Marijuana is illegal federally, but state governments have legalized it in some form in 33 states across the U.S. If more states legalize the substance, then Canopy, Constellation Brands and Aurora Cannabis could all, in turn, reward shareholders with good results.
On Mar. 25, Health Canada granted Canopy Growth a cultivation license for its facility in Fredericton, New Brunswick. The facility will start production of over 5,000kg of cannabis annually. Such positive benefits to the economy and job market are something for states to look forward to from cannabis legalization.
CannTrust (NYSE:CTST) could trade in a wide range after the company reported weak fourth-quarter results in the end of March. Revenue grew to 132% from last year to CAD $16.17 million. The company lost CAD $0.26 a share.

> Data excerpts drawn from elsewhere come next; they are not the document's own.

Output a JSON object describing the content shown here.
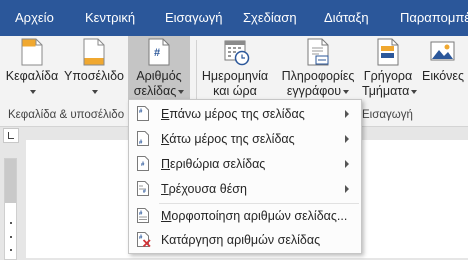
{
  "tabs": [
    {
      "label": "Αρχείο"
    },
    {
      "label": "Κεντρική"
    },
    {
      "label": "Εισαγωγή"
    },
    {
      "label": "Σχεδίαση"
    },
    {
      "label": "Διάταξη"
    },
    {
      "label": "Παραπομπές"
    }
  ],
  "ribbon": {
    "header": {
      "line1": "Κεφαλίδα"
    },
    "footer": {
      "line1": "Υποσέλιδο"
    },
    "page_number": {
      "line1": "Αριθμός",
      "line2": "σελίδας"
    },
    "date_time": {
      "line1": "Ημερομηνία",
      "line2": "και ώρα"
    },
    "doc_info": {
      "line1": "Πληροφορίες",
      "line2": "εγγράφου"
    },
    "quick_parts": {
      "line1": "Γρήγορα",
      "line2": "Τμήματα"
    },
    "pictures": {
      "line1": "Εικόνες"
    },
    "group_header_footer": "Κεφαλίδα & υποσέλιδο",
    "group_insert": "Εισαγωγή"
  },
  "menu": {
    "items": [
      {
        "prefix": "Ε",
        "rest": "πάνω μέρος της σελίδας",
        "submenu": true
      },
      {
        "prefix": "Κ",
        "rest": "άτω μέρος της σελίδας",
        "submenu": true
      },
      {
        "prefix": "Π",
        "rest": "εριθώρια σελίδας",
        "submenu": true
      },
      {
        "prefix": "Τ",
        "rest": "ρέχουσα θέση",
        "submenu": true
      },
      {
        "prefix": "Μ",
        "rest": "ορφοποίηση αριθμών σελίδας...",
        "submenu": false
      },
      {
        "prefix": "",
        "rest": "Κατάργηση αριθμών σελίδας",
        "submenu": false
      }
    ]
  },
  "colors": {
    "accent": "#2b579a",
    "pressed": "#c5c5c5",
    "remove_red": "#d13438"
  }
}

CannTrust is optimistic that its revenue growth will continue in 2019, thanks to additional capacity coming online. Its Phase 2 expansion, crop yield optimization and staff training will all drive output higher. By 2020, it estimates it will add between 100,000 kg to 200,000 kg of production. Looking ahead, the company will continue developing innovative products in anticipation of the expected legalization of the edibles market in Canada in late 2019.
Cronos Group (NASDAQ:CRON) has been one of the stocks to add to the “avoid list” due to its weak quarterly report. The company benefited from a CAD $2.4 billion Altria (NYSE:MO) investment, which closed in March 2019. The bad news is that the company’s average selling price fell from $6.43 in full-year 2017 to $5.74 for 2018. It blamed the falling ASP on an excise task. Operating expenses also ballooned from $9.3 million in full-year 2017 to $29.4 million.
Cronos has research and development activities that will take time before they pay off. Its big focus is on making sure that it has the technologies for leveraging on the rare cannabinoids and formulations to tailor them to devices. This requires the company collecting data to share with regulators so they are comfortable with it.
In the end, cannabis stocks have already staged a nice rally in 2019, which increases the risk of a pull-back if investors decide to book profits. Yet any positive developments on the legalization side of the equation could re-ignite another rally in the sector.